Galia Ackerman — Monsieur Latushka, vous avez fait partie de l’élite du régime biélorusse. À ce titre, vous connaissez bien le président Loukachenko. Comment expliquez-vous sa longévité au pouvoir ? Par son charisme ?
Pavel Latushka — Sans aucun doute. C’est un homme qui possède un charisme puissant… Il sait influencer les gens, et je dirais même les masses. Je l’ai constaté à plusieurs reprises. Lorsqu’on lui parle, on ressent une sorte de pression, comme s’il voulait écraser son interlocuteur, le désarmer, le soumettre à sa volonté. Lors des réunions de travail du gouvernement, tous les participants ont la tête baissée ; ils prennent des notes sans lever les yeux vers Loukachenko.
G. A. — Vous aussi ?
P. L. — Je ne voudrais pas paraître plus courageux que je ne le suis, mais je peux vous assurer que, moi, je levais les yeux et je ne courbais pas l’échine. Bien que je fusse plus jeune que la plupart des membres du gouvernement, Loukachenko me vouvoyait, alors qu’il tutoie pratiquement tout le monde, selon la vieille pratique soviétique. Peut-être mon dos droit l’impressionnait-il…

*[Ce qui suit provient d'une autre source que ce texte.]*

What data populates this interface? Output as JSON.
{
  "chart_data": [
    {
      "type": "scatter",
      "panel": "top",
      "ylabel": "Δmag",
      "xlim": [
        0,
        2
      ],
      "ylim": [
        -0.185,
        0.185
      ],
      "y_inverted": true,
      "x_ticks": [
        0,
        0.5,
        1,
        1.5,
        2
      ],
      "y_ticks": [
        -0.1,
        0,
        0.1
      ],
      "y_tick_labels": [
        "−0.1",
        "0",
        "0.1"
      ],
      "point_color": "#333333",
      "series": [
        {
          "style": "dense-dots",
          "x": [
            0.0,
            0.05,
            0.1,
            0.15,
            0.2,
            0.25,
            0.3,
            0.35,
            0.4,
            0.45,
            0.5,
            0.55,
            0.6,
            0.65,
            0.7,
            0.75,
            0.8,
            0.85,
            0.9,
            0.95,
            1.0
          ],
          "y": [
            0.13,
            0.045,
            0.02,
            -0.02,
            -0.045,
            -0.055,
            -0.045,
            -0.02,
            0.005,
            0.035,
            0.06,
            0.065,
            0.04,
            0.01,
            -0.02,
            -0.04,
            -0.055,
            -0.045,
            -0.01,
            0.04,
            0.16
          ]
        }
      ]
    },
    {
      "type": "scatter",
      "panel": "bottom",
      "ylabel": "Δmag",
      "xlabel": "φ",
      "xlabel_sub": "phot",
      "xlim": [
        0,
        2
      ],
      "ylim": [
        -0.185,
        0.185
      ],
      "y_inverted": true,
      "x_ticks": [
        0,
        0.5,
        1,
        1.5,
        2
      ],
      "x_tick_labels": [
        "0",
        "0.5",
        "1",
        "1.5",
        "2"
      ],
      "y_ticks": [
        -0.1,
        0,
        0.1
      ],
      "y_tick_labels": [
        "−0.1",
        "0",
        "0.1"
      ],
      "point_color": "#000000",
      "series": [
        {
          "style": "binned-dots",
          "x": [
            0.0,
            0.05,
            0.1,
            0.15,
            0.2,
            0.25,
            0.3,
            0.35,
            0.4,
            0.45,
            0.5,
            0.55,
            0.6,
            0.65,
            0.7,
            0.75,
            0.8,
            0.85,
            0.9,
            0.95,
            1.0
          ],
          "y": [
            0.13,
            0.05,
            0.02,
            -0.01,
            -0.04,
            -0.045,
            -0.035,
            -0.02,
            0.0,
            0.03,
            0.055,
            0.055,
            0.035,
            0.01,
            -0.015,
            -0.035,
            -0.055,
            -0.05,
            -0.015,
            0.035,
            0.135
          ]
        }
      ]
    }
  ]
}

G. A. — Après des mois de révolte populaire, diriez-vous que son charisme opère encore ?
P. L. — Le charisme de Loukachenko est clairement en panne. Je ne sais pas si vous avez vu ces images d’ouvriers et de représentants de diverses organisations alignés devant lui, affublés d’uniformes spécialement achetés à l’occasion : ces gens ont des visages de pierre, totalement inexpressifs. Ils ne croient plus en lui, c’est tout.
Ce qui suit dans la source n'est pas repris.